L’actualité de la crise : UNE DROITE QUI S’ASSUME EN ESPAGNE, par François Leclerc

Billet invité

Fátima Báñez, la ministre de l’emploi et de la sécurité sociale du gouvernement Mariano Rajoy, s’est appuyé sur les derniers chiffres du chômage espagnol (au taux avoisinant 23% en fin d’année), pour justifier sa prochaine réforme du travail. Avec comme intention déclarée de « redonner confiance aux travailleurs et aux chefs d’entreprise, pour qu’ils puissent surmonter la crise ensemble et que le licenciement soit la dernière option ».

Javier Diaz-Gimenez, économiste à l’IESE Business School de Madrid, a présenté plus crument les objectifs de cet assouplissement de la législation du travail : « la première mesure à prendre est de réduire les coûts du travail, qui sont excessifs, en limitant les indemnités de licenciement, et la deuxième est de se débarrasser des contrats temporaires pour établir un seul contrat à durée indéterminée » (plus facile à interrompre).

Parallèlement, le nouveau gouvernement tente de faire face à l’endettement des régions pour le réduire et à l’état sinistré du secteur bancaire pour y remédier.

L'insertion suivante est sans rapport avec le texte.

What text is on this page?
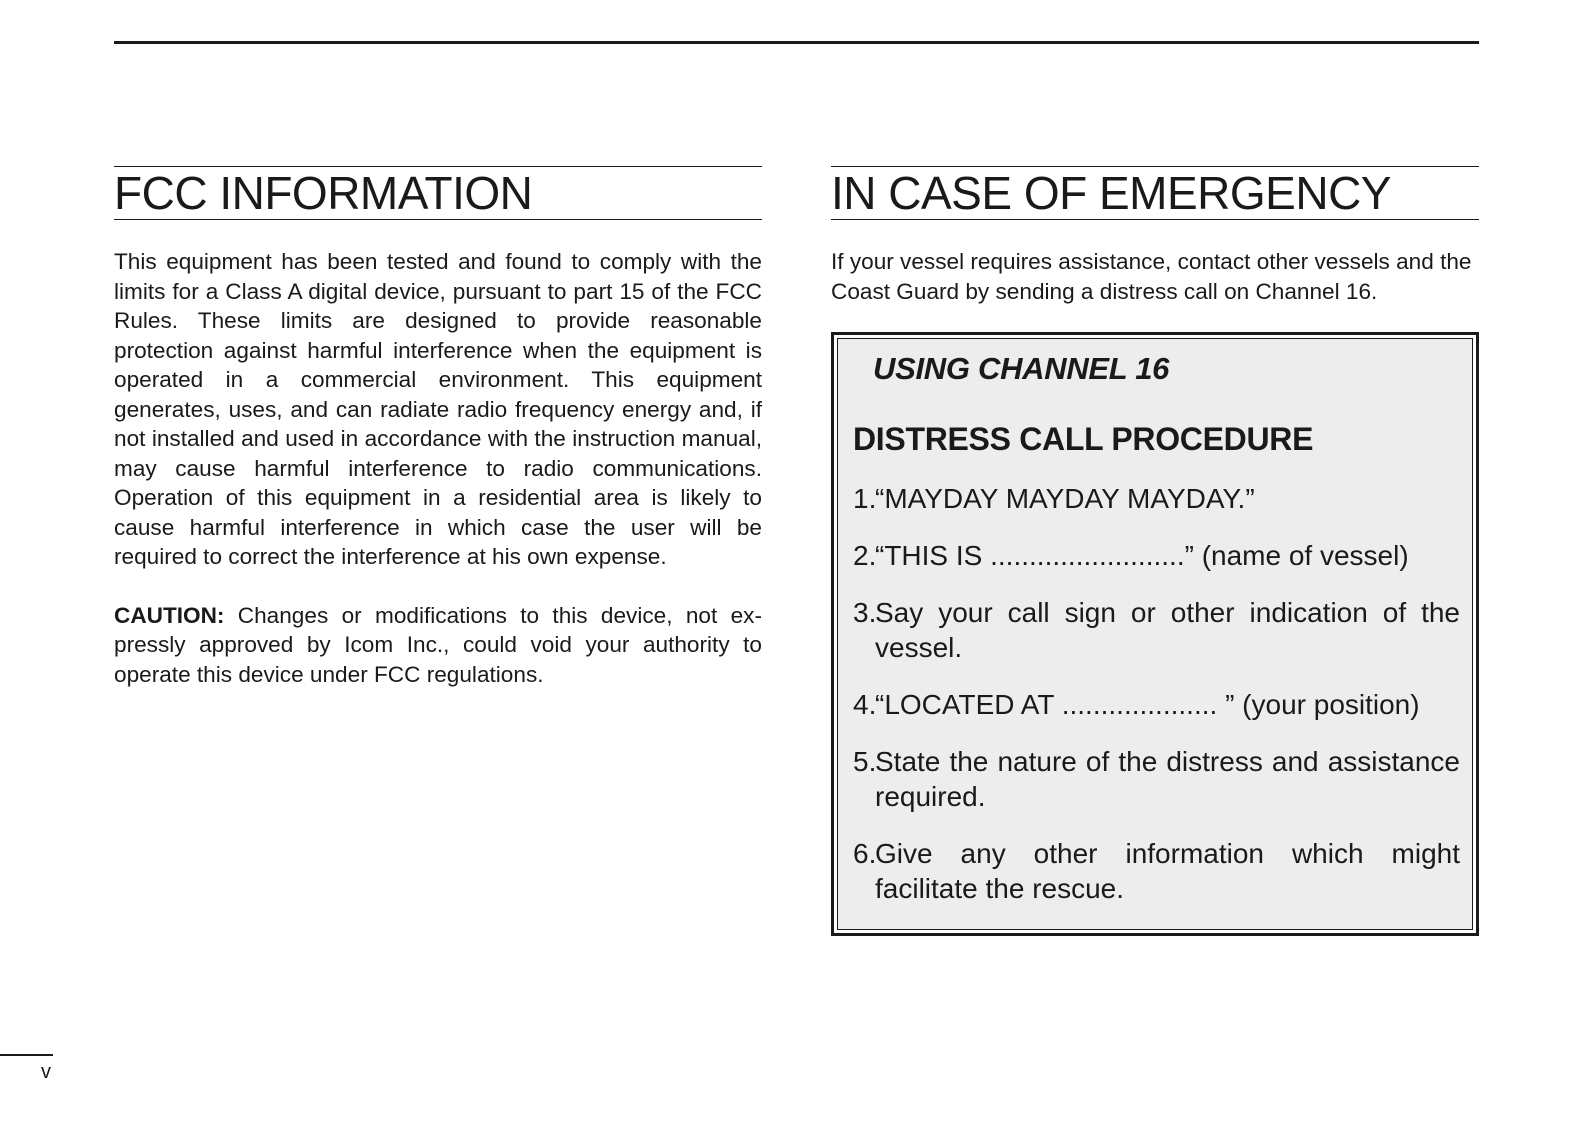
FCC INFORMATION

This equipment has been tested and found to comply with the limits for a Class A digital device, pursuant to part 15 of the FCC Rules. These limits are designed to provide reasonable protection against harmful interference when the equipment is operated in a commercial environment. This equipment generates, uses, and can radiate radio frequency energy and, if not installed and used in accordance with the instruction manual, may cause harmful interference to radio communications. Operation of this equipment in a residential area is likely to cause harmful interference in which case the user will be required to correct the interference at his own expense.

CAUTION: Changes or modifications to this device, not expressly approved by Icom Inc., could void your authority to operate this device under FCC regulations.

IN CASE OF EMERGENCY

If your vessel requires assistance, contact other vessels and the Coast Guard by sending a distress call on Channel 16.

USING CHANNEL 16
DISTRESS CALL PROCEDURE
1.
“MAYDAY MAYDAY MAYDAY.”
2.
“THIS IS .........................” (name of vessel)
3.
Say your call sign or other indication of the vessel.
4.
“LOCATED AT .................... ” (your position)
5.
State the nature of the distress and assistance required.
6.
Give any other information which might facilitate the rescue.
v
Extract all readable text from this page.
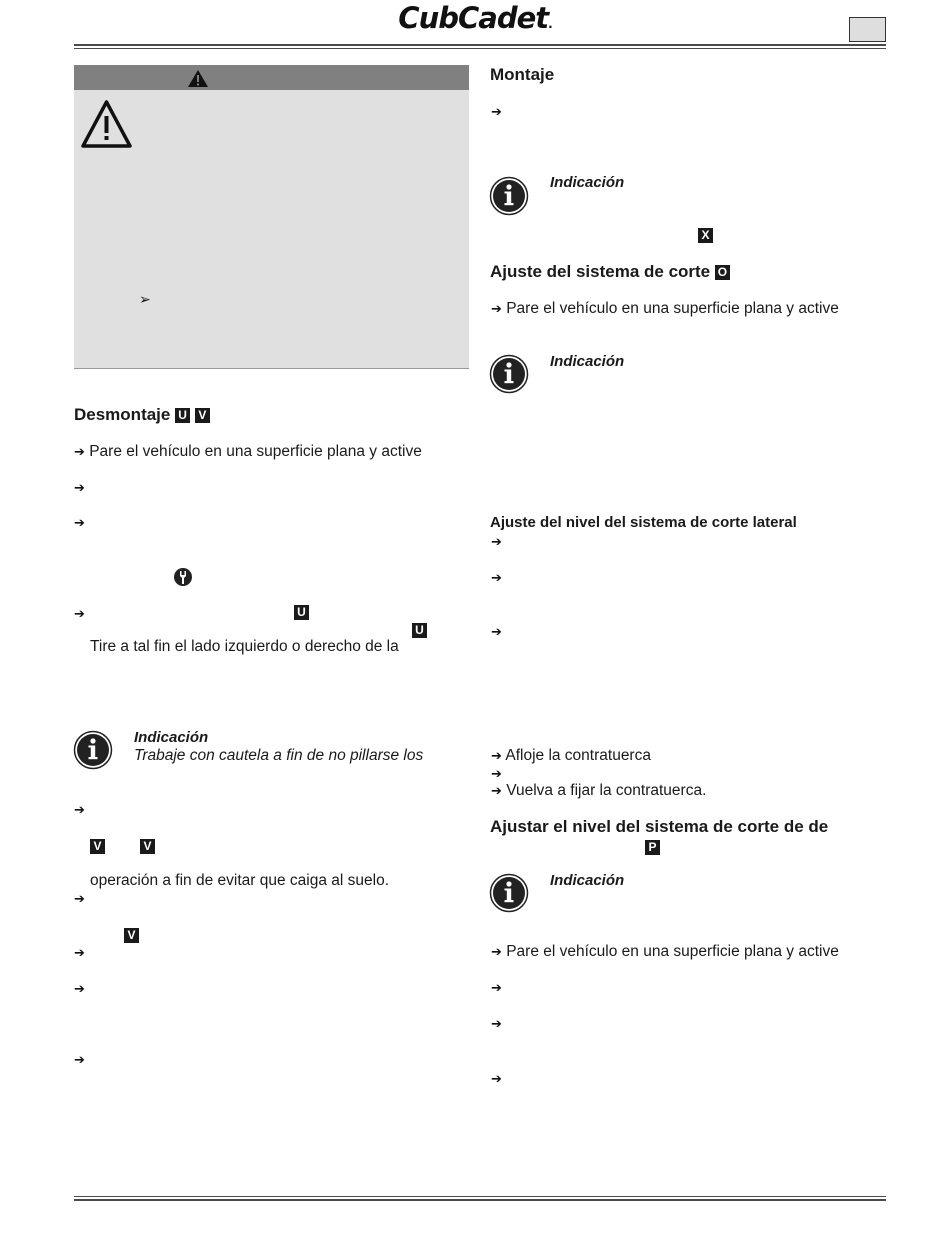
CubCadet.
➢
Desmontaje U V
➔ Pare el vehículo en una superficie plana y active
➔
➔
➔	U
U
Tire a tal fin el lado izquierdo o derecho de la
Indicación
Trabaje con cautela a fin de no pillarse los
➔
V	V
operación a fin de evitar que caiga al suelo.
➔
V
➔
➔
➔
Montaje
➔
Indicación
X
Ajuste del sistema de corte O
➔ Pare el vehículo en una superficie plana y active
Indicación
Ajuste del nivel del sistema de corte lateral
➔
➔
➔
➔ Afloje la contratuerca
➔
➔ Vuelva a fijar la contratuerca.
Ajustar el nivel del sistema de corte de de
P
Indicación
➔ Pare el vehículo en una superficie plana y active
➔
➔
➔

A l’intention des premières, étranglées financièrement, une ligne de crédit de 10 milliards d’euros a été ouverte; en contrepartie, le gouvernement entend contrôler les budgets régionaux : toute aide sera conditionnée à l’adoption et la validation par Madrid d’un plan de réduction du déficit, impliquant la poursuite des réductions budgétaires qui affectent déjà les secteurs de la santé et de l’éducation. Madrid procède vis à vis des régions comme il est tenté de le faire au sein de la zone euro.

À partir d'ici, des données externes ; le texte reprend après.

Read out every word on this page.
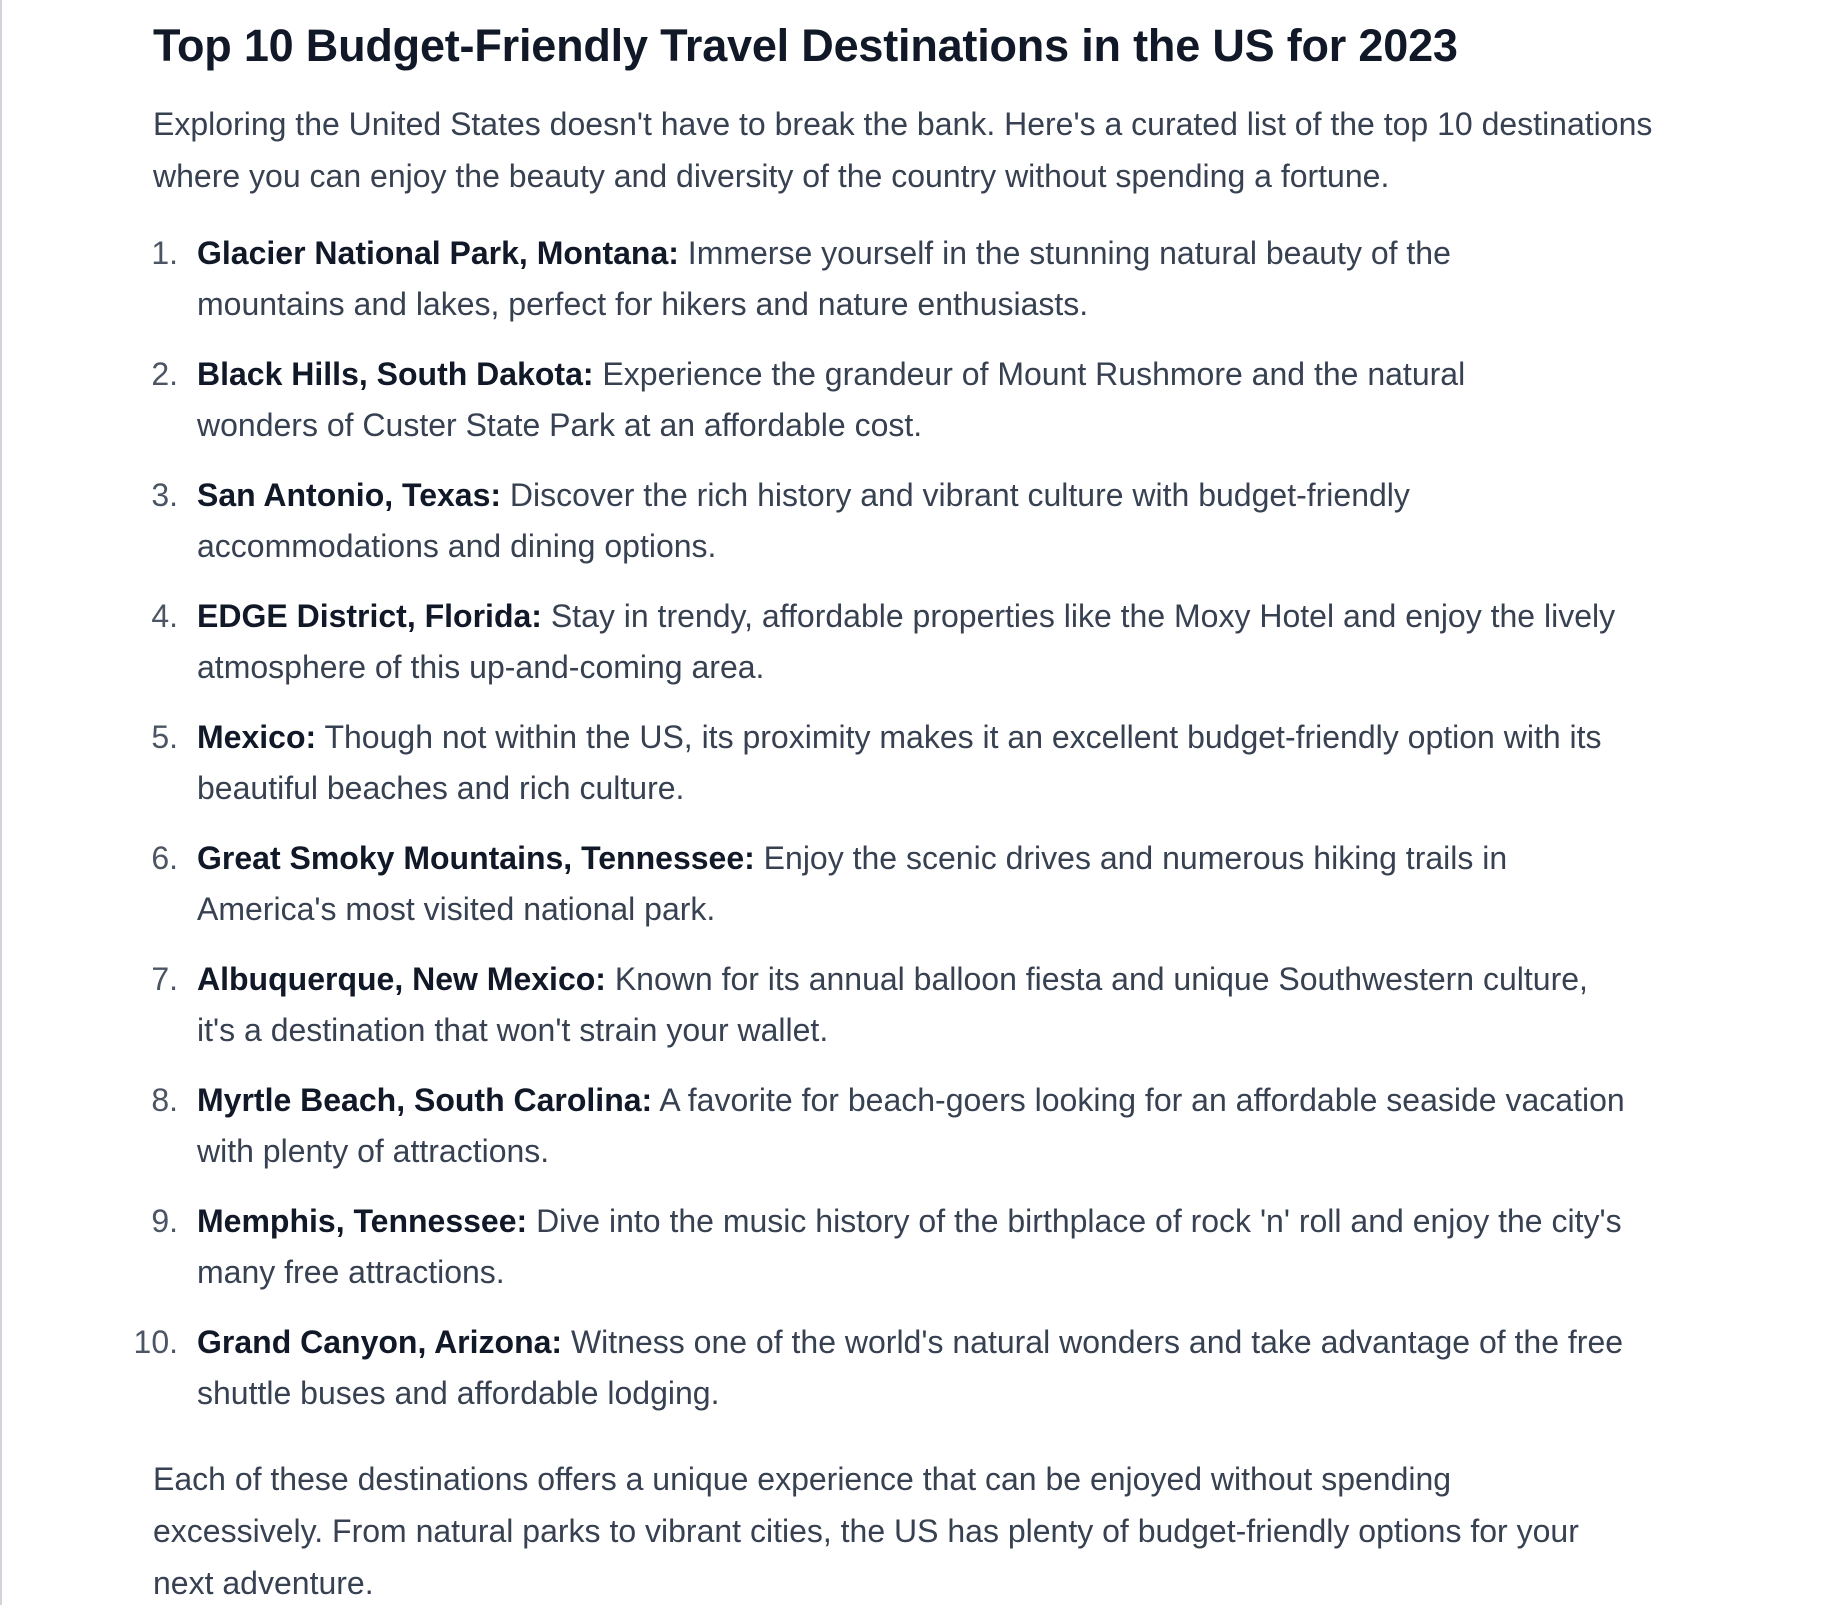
Top 10 Budget-Friendly Travel Destinations in the US for 2023

Exploring the United States doesn't have to break the bank. Here's a curated list of the top 10 destinations where you can enjoy the beauty and diversity of the country without spending a fortune.

1. Glacier National Park, Montana: Immerse yourself in the stunning natural beauty of the mountains and lakes, perfect for hikers and nature enthusiasts.
2. Black Hills, South Dakota: Experience the grandeur of Mount Rushmore and the natural wonders of Custer State Park at an affordable cost.
3. San Antonio, Texas: Discover the rich history and vibrant culture with budget-friendly accommodations and dining options.
4. EDGE District, Florida: Stay in trendy, affordable properties like the Moxy Hotel and enjoy the lively atmosphere of this up-and-coming area.
5. Mexico: Though not within the US, its proximity makes it an excellent budget-friendly option with its beautiful beaches and rich culture.
6. Great Smoky Mountains, Tennessee: Enjoy the scenic drives and numerous hiking trails in America's most visited national park.
7. Albuquerque, New Mexico: Known for its annual balloon fiesta and unique Southwestern culture, it's a destination that won't strain your wallet.
8. Myrtle Beach, South Carolina: A favorite for beach-goers looking for an affordable seaside vacation with plenty of attractions.
9. Memphis, Tennessee: Dive into the music history of the birthplace of rock 'n' roll and enjoy the city's many free attractions.
10. Grand Canyon, Arizona: Witness one of the world's natural wonders and take advantage of the free shuttle buses and affordable lodging.

Each of these destinations offers a unique experience that can be enjoyed without spending excessively. From natural parks to vibrant cities, the US has plenty of budget-friendly options for your next adventure.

Les banques sont pour leur part placées devant l’obligation de constituer rapidement un matelas de provisions et de réserves de 50 milliards d’euros, en raison de la détention de quelques 176 milliards d’euros d’actifs estimés douteux (crédits dont le remboursement est menacé, immeubles et terrains saisis après défaut), sur un total de 320 milliards de crédits immobiliers inscrits à leurs bilans.

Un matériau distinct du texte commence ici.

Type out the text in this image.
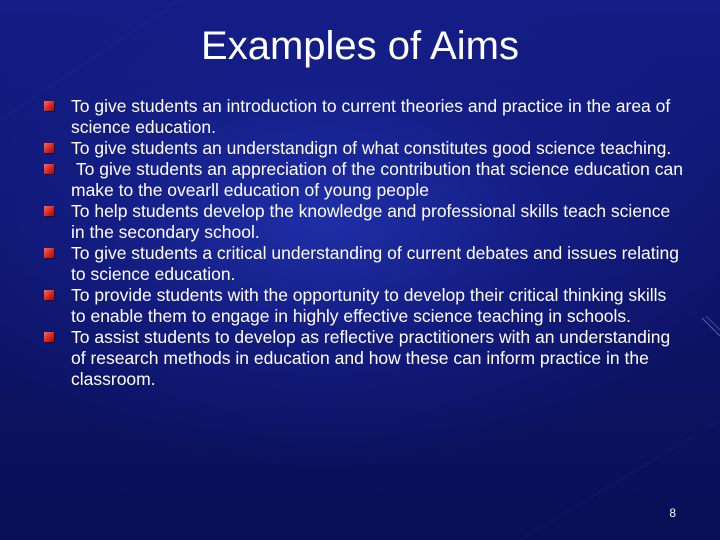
Examples of Aims
To give students an introduction to current theories and practice in the area of science education.
To give students an understandign of what constitutes good science teaching.
To give students an appreciation of the contribution that science education can make to the ovearll education of young people
To help students develop the knowledge and professional skills teach science in the secondary school.
To give students a critical understanding of current debates and issues relating to science education.
To provide students with the opportunity to develop their critical thinking skills to enable them to engage in highly effective science teaching in schools.
To assist students to develop as reflective practitioners with an understanding of research methods in education and how these can inform practice in the classroom.
8
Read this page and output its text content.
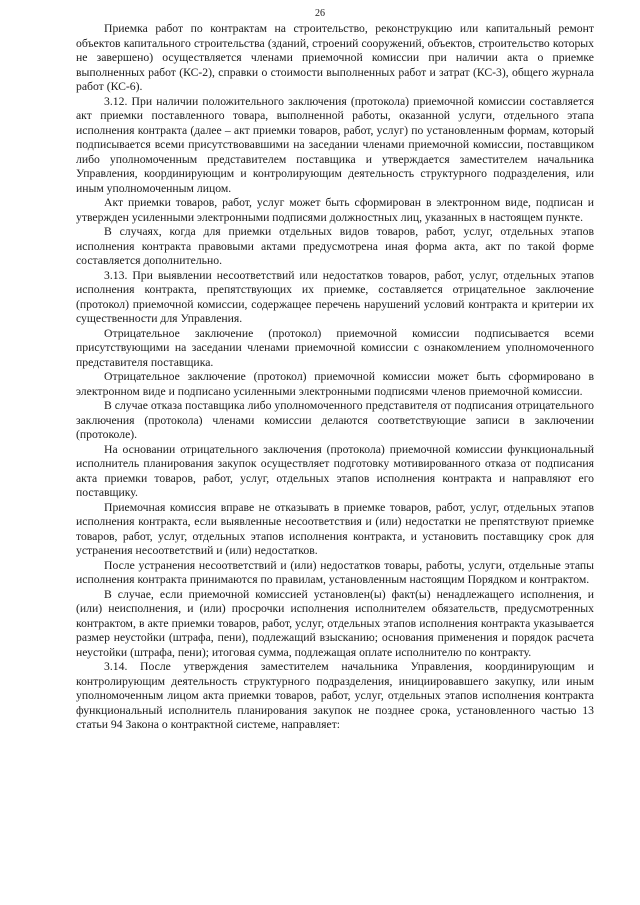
26

Приемка работ по контрактам на строительство, реконструкцию или капитальный ремонт объектов капитального строительства (зданий, строений сооружений, объектов, строительство которых не завершено) осуществляется членами приемочной комиссии при наличии акта о приемке выполненных работ (КС-2), справки о стоимости выполненных работ и затрат (КС-3), общего журнала работ (КС-6).

3.12. При наличии положительного заключения (протокола) приемочной комиссии составляется акт приемки поставленного товара, выполненной работы, оказанной услуги, отдельного этапа исполнения контракта (далее – акт приемки товаров, работ, услуг) по установленным формам, который подписывается всеми присутствовавшими на заседании членами приемочной комиссии, поставщиком либо уполномоченным представителем поставщика и утверждается заместителем начальника Управления, координирующим и контролирующим деятельность структурного подразделения, или иным уполномоченным лицом.

Акт приемки товаров, работ, услуг может быть сформирован в электронном виде, подписан и утвержден усиленными электронными подписями должностных лиц, указанных в настоящем пункте.

В случаях, когда для приемки отдельных видов товаров, работ, услуг, отдельных этапов исполнения контракта правовыми актами предусмотрена иная форма акта, акт по такой форме составляется дополнительно.

3.13. При выявлении несоответствий или недостатков товаров, работ, услуг, отдельных этапов исполнения контракта, препятствующих их приемке, составляется отрицательное заключение (протокол) приемочной комиссии, содержащее перечень нарушений условий контракта и критерии их существенности для Управления.

Отрицательное заключение (протокол) приемочной комиссии подписывается всеми присутствующими на заседании членами приемочной комиссии с ознакомлением уполномоченного представителя поставщика.

Отрицательное заключение (протокол) приемочной комиссии может быть сформировано в электронном виде и подписано усиленными электронными подписями членов приемочной комиссии.

В случае отказа поставщика либо уполномоченного представителя от подписания отрицательного заключения (протокола) членами комиссии делаются соответствующие записи в заключении (протоколе).

На основании отрицательного заключения (протокола) приемочной комиссии функциональный исполнитель планирования закупок осуществляет подготовку мотивированного отказа от подписания акта приемки товаров, работ, услуг, отдельных этапов исполнения контракта и направляют его поставщику.

Приемочная комиссия вправе не отказывать в приемке товаров, работ, услуг, отдельных этапов исполнения контракта, если выявленные несоответствия и (или) недостатки не препятствуют приемке товаров, работ, услуг, отдельных этапов исполнения контракта, и установить поставщику срок для устранения несоответствий и (или) недостатков.

После устранения несоответствий и (или) недостатков товары, работы, услуги, отдельные этапы исполнения контракта принимаются по правилам, установленным настоящим Порядком и контрактом.

В случае, если приемочной комиссией установлен(ы) факт(ы) ненадлежащего исполнения, и (или) неисполнения, и (или) просрочки исполнения исполнителем обязательств, предусмотренных контрактом, в акте приемки товаров, работ, услуг, отдельных этапов исполнения контракта указывается размер неустойки (штрафа, пени), подлежащий взысканию; основания применения и порядок расчета неустойки (штрафа, пени); итоговая сумма, подлежащая оплате исполнителю по контракту.

3.14. После утверждения заместителем начальника Управления, координирующим и контролирующим деятельность структурного подразделения, инициировавшего закупку, или иным уполномоченным лицом акта приемки товаров, работ, услуг, отдельных этапов исполнения контракта функциональный исполнитель планирования закупок не позднее срока, установленного частью 13 статьи 94 Закона о контрактной системе, направляет:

La réforme de Luis de Guindos, le ministre de l’économie, prévoit d’augmenter les provisions pour perte jusqu’à 80% de la valeur des terrains, 65% pour les activités de promotion en cours et 35% pour les logements non vendus. Les établissements qui ne parviendront pas à financer ces dépréciations – alors que l’EBA, le régulateur bancaire européen, réclame parallèlement l’augmentation de leurs fonds propres – pourront bénéficier de l’aide du FROB (Fondo de Reestructuración Ordenada Bancaria), dont le capital sera augmenté de 9 à 15 milliards d’euros par l’État pour si besoin acheter des obligations convertibles émises par ceux-ci.

L’objectif recherché est que les banques puissent ensuite vendre ces actifs à bas prix, une fois les pertes constatées. Un an est accordé afin de réaliser ce processus, pouvant devenir deux ans pour les établissements engagés dans des fusions (ce qui risque d’être en règle générale le cas). Officiellement, afin de vendre le stock de logements à bas prix aux particuliers, et dans la pratique de réaliser de juteuses bonnes affaires financières pour les acheteurs des actifs dont les banques vont se délester. Celles-ci doivent déjà mettre en place les circuits et les instruments financiers avec pour but d’en être parmi les bénéficiaires…

Deuxième volet du plan, les banques sont incitées à poursuivre et accélérer le processus de concentration dans le secteur. Les grandes banques vont pouvoir faire leur marché en s’appuyant sur des montages financiers accommodants, les petits établissements laissés à la dérive et vulnérables. Plus question, comme elles s’y opposaient, de créer une bad bank à laquelle tout le monde aurait eu accès. Oubliée, la problématique des too big to fail.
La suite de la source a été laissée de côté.